Witness Post: Common Law
Oxford Dictionary Definition:
NOUN
-
The part of English law that is derived from custom and judicial precedent rather than statutes.
More example sentences: “She decided to forego the typical elopement and had a common-law living arrangement.” -
The body of English law as adopted and adapted by the different States of the US.
Compare with civil law
3. As modifier denoting a partner in a marriage recognized in some jurisdictions (excluding the UK) as valid by common law, though not brought about by a civil court or ecclesiastical ceremony.
- Denoting a partner in a relationship in which a man and woman cohabit for a period long enough to suggest stability.
Q: So How Do You Feel About Common Law?
A: “It’s humiliating” to be a parent of children in such a relationship.
But, why? You ask. What makes it so problematic for a parent?
The real answer is wrapped up in generations of nurturing families and cousins and children who were raised as Catholics. Life-long traditionalists, it seems an easier route to get married, sign the papers, have the wedding, and move on in life as a married couple. That age-old tradition is challenging enough as it is.
In the binary world where most of us live, a man or woman would leave his or her family, find a mate, and with the benefit of witnesses and the law, enter into a covenant with this other person for as long as they both shall live.
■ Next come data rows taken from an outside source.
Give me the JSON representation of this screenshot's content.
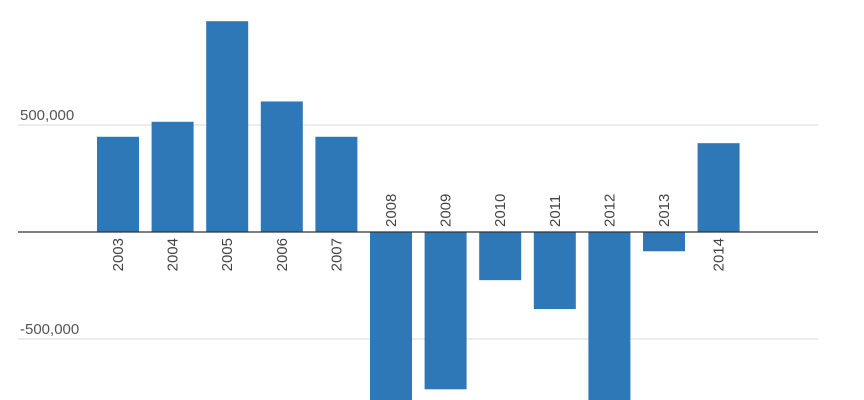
{
  "chart_data": {
    "type": "bar",
    "title": "",
    "xlabel": "",
    "ylabel": "",
    "categories": [
      "2003",
      "2004",
      "2005",
      "2006",
      "2007",
      "2008",
      "2009",
      "2010",
      "2011",
      "2012",
      "2013",
      "2014"
    ],
    "values": [
      445000,
      515000,
      985000,
      610000,
      445000,
      -790000,
      -735000,
      -225000,
      -360000,
      -790000,
      -90000,
      415000
    ],
    "y_ticks": [
      {
        "value": 500000,
        "label": "500,000"
      },
      {
        "value": -500000,
        "label": "-500,000"
      }
    ],
    "ylim": [
      -790000,
      1010000
    ],
    "grid": true,
    "legend": "none",
    "bar_color": "#2e78b7"
  }
}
Thank goodness the courts have seen to it that these rights and privileges have been extended to same sex marriages. Such unions, such marriages, such sacraments are recognized in every state and many countries. And with those designations come rights.
The couple has the right to share a home, raise children, care for each other in sickness and health, wealth and poverty, in joy and tragedy. At the end one’s life, as long as they have a will, their treasures (and debts) pass to the surviving spouse and the next generation. No judge will contest such a distribution of assets.
The laws of marriage keep the relationship sacred and inclusive. If one partner gets sick and goes to the hospital, the other can speak for them in the case of an emergency. It is easier if everyone has an advanced medical directive, of course, but in lieu of that piece of paper it seems right to have someone who can speak for the infirmed.
The Covid-19 Pandemic has raised these health concerns to an acute level, as so few people who could really speak for them in the time of need. The number of people who are dying alone is staggering. The Advisory Board estimates that over 10% of those who have succumbed to Covid-19 are without a person to claim the body and hold a funeral. That could translate to thousands of people in the US who die physically alone and legally forgotten. No common law marriage can substitute for the word coming from an immediate family members, especially in these dire circumstances.
Yes, there are problems when the bride or groom focus more on the wedding than the marriage. Yes, there are inequities which arise in every marriage. Yes, there are blessings that arise from couples who co-habitate without the benefit of a ceremony. The fact is that we live in a couples world. We need each other. And if I am nearing the end of my life, I want someone by me who loves me and has the right to speak for me should I be incapacitated. It comes down to that one thought.